Holton’s sixth was good and boring, and his seventh saw Witt advance to second base but nothing came of it. He stuck around to start the eighth and gave up a pair of singles, and eventually the Royals loaded the bases with two outs. But Holton got pinch-hitter Nate Eaton, who’d started the season 3-for-51, made it 3-for-52 with a soft popup in to short left field which was easily caught by Báez for the third out.

Aroldis Chapman came on for the ninth and he fed ‘em the gas; pinch-hitter Jonathan Schoop walked, but that was all they’d manage to do — which sorta fit into the theme of the rest of the evening, frankly.

Now That’s Some Heads-Up Baserunning

Ronald Acuña Jr. really caught ‘em napping. Love this.

Observations Quantitative and Qualitative

  • I’d heard that one Mr. Riley Greene had been good lately, so I took a look at his stats recently. In a 22-game stretch from April 26 through Monday night’s game (97 plate appearances), he’s slashing .348/.402/.483 for an OPS of .885. In that time he’s hit six doubles, two home runs, and “only” struck out 21 times.

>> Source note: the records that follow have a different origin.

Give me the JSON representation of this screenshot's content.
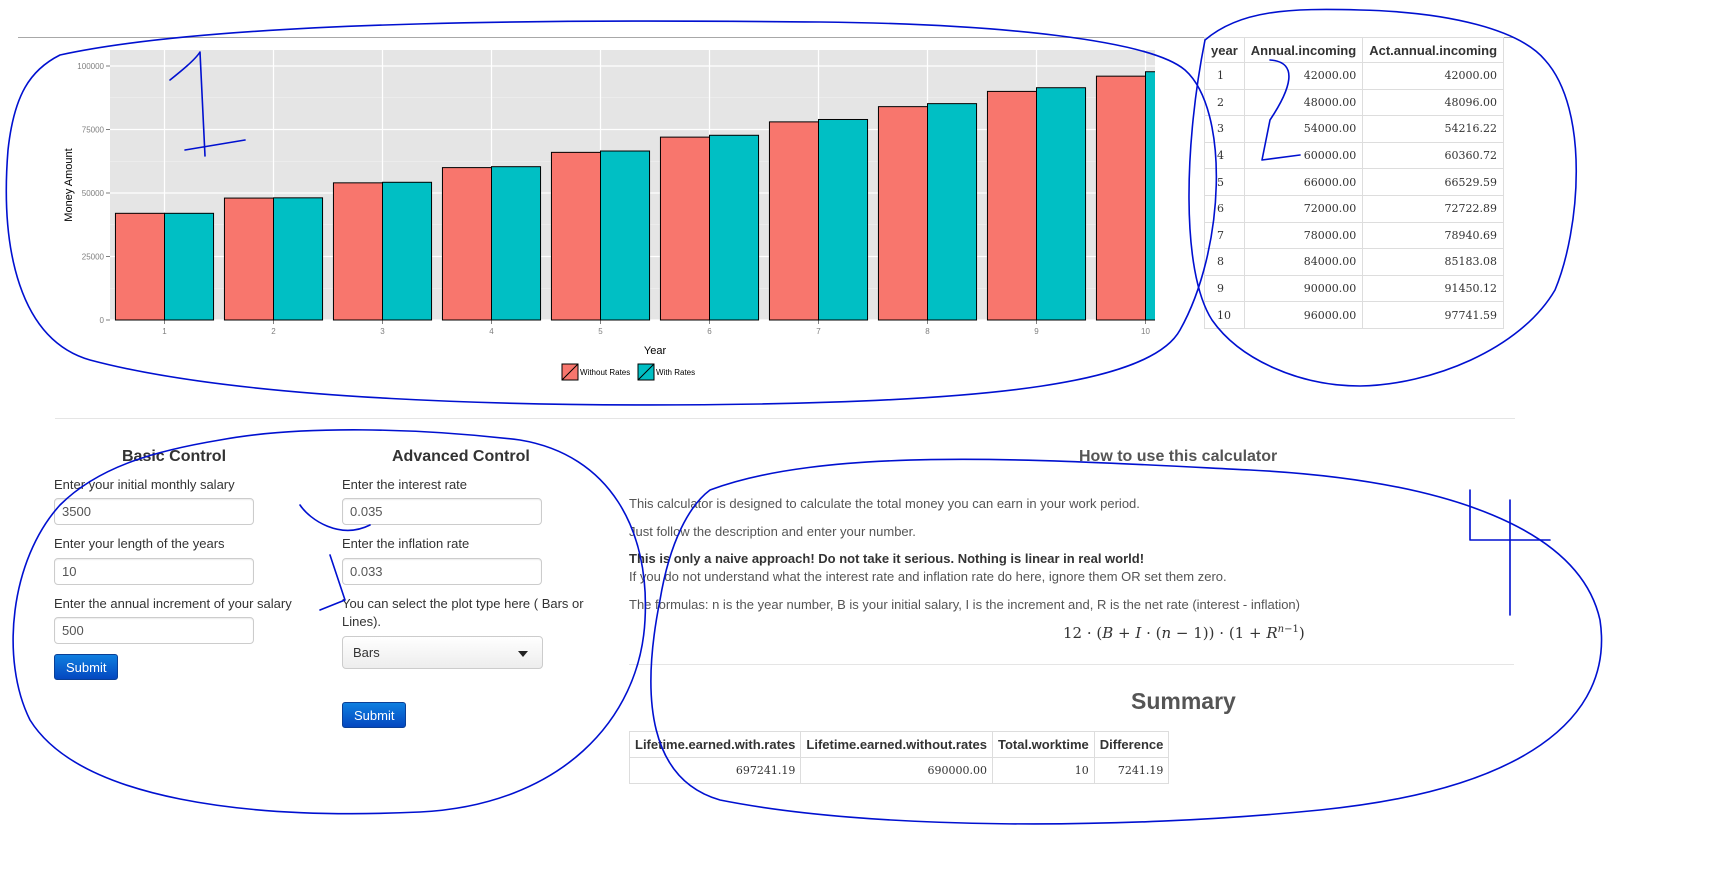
{
  "chart_data": {
    "type": "bar",
    "categories": [
      "1",
      "2",
      "3",
      "4",
      "5",
      "6",
      "7",
      "8",
      "9",
      "10"
    ],
    "series": [
      {
        "name": "Without Rates",
        "color": "#F8766D",
        "values": [
          42000,
          48000,
          54000,
          60000,
          66000,
          72000,
          78000,
          84000,
          90000,
          96000
        ]
      },
      {
        "name": "With Rates",
        "color": "#00BFC4",
        "values": [
          42000,
          48096,
          54216.22,
          60360.72,
          66529.59,
          72722.89,
          78940.69,
          85183.08,
          91450.12,
          97741.59
        ]
      }
    ],
    "xlabel": "Year",
    "ylabel": "Money Amount",
    "ylim": [
      0,
      100000
    ],
    "yticks": [
      "0",
      "25000",
      "50000",
      "75000",
      "100000"
    ],
    "grid": true,
    "legend_position": "bottom"
  },
  "income_table": {
    "headers": [
      "year",
      "Annual.incoming",
      "Act.annual.incoming"
    ],
    "rows": [
      [
        "1",
        "42000.00",
        "42000.00"
      ],
      [
        "2",
        "48000.00",
        "48096.00"
      ],
      [
        "3",
        "54000.00",
        "54216.22"
      ],
      [
        "4",
        "60000.00",
        "60360.72"
      ],
      [
        "5",
        "66000.00",
        "66529.59"
      ],
      [
        "6",
        "72000.00",
        "72722.89"
      ],
      [
        "7",
        "78000.00",
        "78940.69"
      ],
      [
        "8",
        "84000.00",
        "85183.08"
      ],
      [
        "9",
        "90000.00",
        "91450.12"
      ],
      [
        "10",
        "96000.00",
        "97741.59"
      ]
    ]
  },
  "basic": {
    "title": "Basic Control",
    "salary_label": "Enter your initial monthly salary",
    "salary_value": "3500",
    "years_label": "Enter your length of the years",
    "years_value": "10",
    "increment_label": "Enter the annual increment of your salary",
    "increment_value": "500",
    "submit": "Submit"
  },
  "advanced": {
    "title": "Advanced Control",
    "interest_label": "Enter the interest rate",
    "interest_value": "0.035",
    "inflation_label": "Enter the inflation rate",
    "inflation_value": "0.033",
    "plot_label": "You can select the plot type here ( Bars or Lines).",
    "plot_value": "Bars",
    "submit": "Submit"
  },
  "howto": {
    "title": "How to use this calculator",
    "p1": "This calculator is designed to calculate the total money you can earn in your work period.",
    "p2": "Just follow the description and enter your number.",
    "p3": "This is only a naive approach! Do not take it serious. Nothing is linear in real world!",
    "p4": "If you do not understand what the interest rate and inflation rate do here, ignore them OR set them zero.",
    "p5": "The formulas: n is the year number, B is your initial salary, I is the increment and, R is the net rate (interest - inflation)"
  },
  "summary": {
    "title": "Summary",
    "headers": [
      "Lifetime.earned.with.rates",
      "Lifetime.earned.without.rates",
      "Total.worktime",
      "Difference"
    ],
    "values": [
      "697241.19",
      "690000.00",
      "10",
      "7241.19"
    ]
  },
  "annotations": {
    "color": "#0010d0",
    "labels": [
      "1",
      "2",
      "3",
      "4"
    ]
  }
}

Mind you, his BABiP is a whopping .439, so he’s been extremely lucky as well.
  • Is Spencer Torkelson the unluckiest man on this Tigers team? Last night he sent a screaming line drive to the gap, but Jackie Bradley Jr. made a sensational running catch. On the season his BABiP is .273, which is about 20 points below major-league average. But when you put with that his 80th-percentile average exit velocity and 83rd-percentile hard-hit percentage… I mean, buddy, keep doin’ what you’re doin’, but holy mackerel, that’s some bad luck.
  • The Blue Jays really know how to bust out of a losing streak.
  • Happy early birthday to Queen Victoria of the United Kingdom who would have turned 204 on Wednesday. We here in Canada had ourselves a long weekend; the Monday which lands on either May 24, or the Monday just before that day, is a national holiday. Often, “May 24” is pronounced “May two-four,” as “a two-four” is slang for a case of beer, a nod to the theme of the weekend often spent drinking adult beverages at, say, a cottage.